CFPB Issues Advisory Opinion on ECOA Compliance

Auto Finance News recently spoke to Hudson Cook partner Jean Noonan about the Consumer Financial Protection Bureau (CFPB) advisory opinion confirming that the Bureau considers all aspects of credit arrangements to be subject to the Equal Credit Opportunity Act (ECOA), including servicing, collections, repossession and other actions.

"The CFPB is giving notice that discrimination in servicing and collections is an area where they're going to be looking," Jean said. Auto lenders must watch for discriminatory practices in all areas of credit transactions, including in offering extensions or contacting customers with delinquent accounts, she added. Client representatives, for example, should offer payment assistance to all delinquent consumers who are eligible, rather than waiting for a customer to ask for assistance or offering options to some customers based on the representative's own reasoning, adding it is also important for the employee to note why assistance was or wasn't given.

In its December 2021 amicus brief issued in response to the Fralish v. Bank of America case, the Bureau stated that, "ECOA's protections continue to apply after an applicant received credit." The CFPB's most recent opinion doubles down on the view that lenders cannot discriminate against borrowers with existing credit or consumers who are applying for credit. Considering the Bureau's broad supervisory and enforcement authority, Jean cautioned lenders to take note. "The CFPB feels that the ECOA is either not ambiguous in favor of saying that existing customers are applicants, or that if it is ambiguous, Regulation B solves that ambiguity," she said. "Auto lenders have to worry about discrimination not just in the approve or deny decision, but in all aspects of a credit transaction."

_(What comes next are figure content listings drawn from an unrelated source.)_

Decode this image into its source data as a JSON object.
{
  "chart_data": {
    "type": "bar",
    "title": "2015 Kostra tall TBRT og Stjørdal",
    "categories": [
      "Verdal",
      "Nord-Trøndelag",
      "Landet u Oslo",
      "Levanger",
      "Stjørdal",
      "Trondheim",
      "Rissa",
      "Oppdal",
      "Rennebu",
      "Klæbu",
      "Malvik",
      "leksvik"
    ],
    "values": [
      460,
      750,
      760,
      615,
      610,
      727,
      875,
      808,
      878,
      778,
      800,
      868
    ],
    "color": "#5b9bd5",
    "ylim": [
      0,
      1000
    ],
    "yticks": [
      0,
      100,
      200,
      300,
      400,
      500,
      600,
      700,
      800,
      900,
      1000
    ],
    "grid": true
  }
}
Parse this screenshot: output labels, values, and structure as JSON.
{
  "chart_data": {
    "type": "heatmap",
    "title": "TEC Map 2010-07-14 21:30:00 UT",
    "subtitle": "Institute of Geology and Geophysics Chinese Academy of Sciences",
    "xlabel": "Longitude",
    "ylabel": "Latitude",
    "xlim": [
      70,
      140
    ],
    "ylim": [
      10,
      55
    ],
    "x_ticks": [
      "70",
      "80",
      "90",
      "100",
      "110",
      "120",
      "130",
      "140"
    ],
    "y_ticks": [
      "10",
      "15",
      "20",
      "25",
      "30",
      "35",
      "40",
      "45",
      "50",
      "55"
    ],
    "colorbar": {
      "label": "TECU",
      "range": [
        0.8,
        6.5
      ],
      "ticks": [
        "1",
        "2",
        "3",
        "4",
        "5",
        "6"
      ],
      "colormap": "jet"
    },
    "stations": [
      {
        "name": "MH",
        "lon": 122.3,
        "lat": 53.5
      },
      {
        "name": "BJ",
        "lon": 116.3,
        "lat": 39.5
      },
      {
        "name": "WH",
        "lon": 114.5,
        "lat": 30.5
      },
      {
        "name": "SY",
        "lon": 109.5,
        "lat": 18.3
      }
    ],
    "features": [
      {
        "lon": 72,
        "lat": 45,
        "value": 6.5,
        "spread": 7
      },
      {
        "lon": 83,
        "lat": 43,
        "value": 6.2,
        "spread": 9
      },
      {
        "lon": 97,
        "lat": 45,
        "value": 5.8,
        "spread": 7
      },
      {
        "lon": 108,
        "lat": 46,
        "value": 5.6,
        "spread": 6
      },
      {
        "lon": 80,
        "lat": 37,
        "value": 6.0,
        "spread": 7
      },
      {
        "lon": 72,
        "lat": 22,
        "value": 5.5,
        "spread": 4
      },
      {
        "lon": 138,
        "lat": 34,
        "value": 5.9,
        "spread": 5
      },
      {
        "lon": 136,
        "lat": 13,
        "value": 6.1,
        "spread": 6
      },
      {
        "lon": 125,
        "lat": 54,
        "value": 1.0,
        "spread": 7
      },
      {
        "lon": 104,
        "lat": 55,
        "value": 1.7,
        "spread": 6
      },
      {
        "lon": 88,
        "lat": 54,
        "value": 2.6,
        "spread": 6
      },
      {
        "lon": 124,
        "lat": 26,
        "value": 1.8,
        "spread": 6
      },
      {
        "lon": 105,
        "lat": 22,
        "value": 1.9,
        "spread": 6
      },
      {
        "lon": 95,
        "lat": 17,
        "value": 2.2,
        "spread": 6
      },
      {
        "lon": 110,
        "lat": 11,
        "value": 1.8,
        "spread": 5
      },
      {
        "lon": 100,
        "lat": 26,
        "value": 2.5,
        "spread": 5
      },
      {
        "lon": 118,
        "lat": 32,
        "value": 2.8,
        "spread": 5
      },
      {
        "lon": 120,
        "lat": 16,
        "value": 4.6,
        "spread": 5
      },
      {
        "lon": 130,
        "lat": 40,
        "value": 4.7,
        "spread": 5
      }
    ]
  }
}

Jean is a partner in Hudson Cook's Washington, DC office. She advises clients on consumer financial services, fair lending, marketing, financial privacy, and consumer protection matters. She counsels financial institutions and others in complying with laws related to consumer credit, privacy, telemarketing, and unfair trade practices. Jean represents clients in government investigations, examinations, and enforcement actions before federal agencies, including the CFPB, FTC, and federal prudential regulators, and in other ancillary matters. Jean has testified before Congress on legislative proposals relating to consumer financial services issues and lectures extensively on issues affecting financial institutions.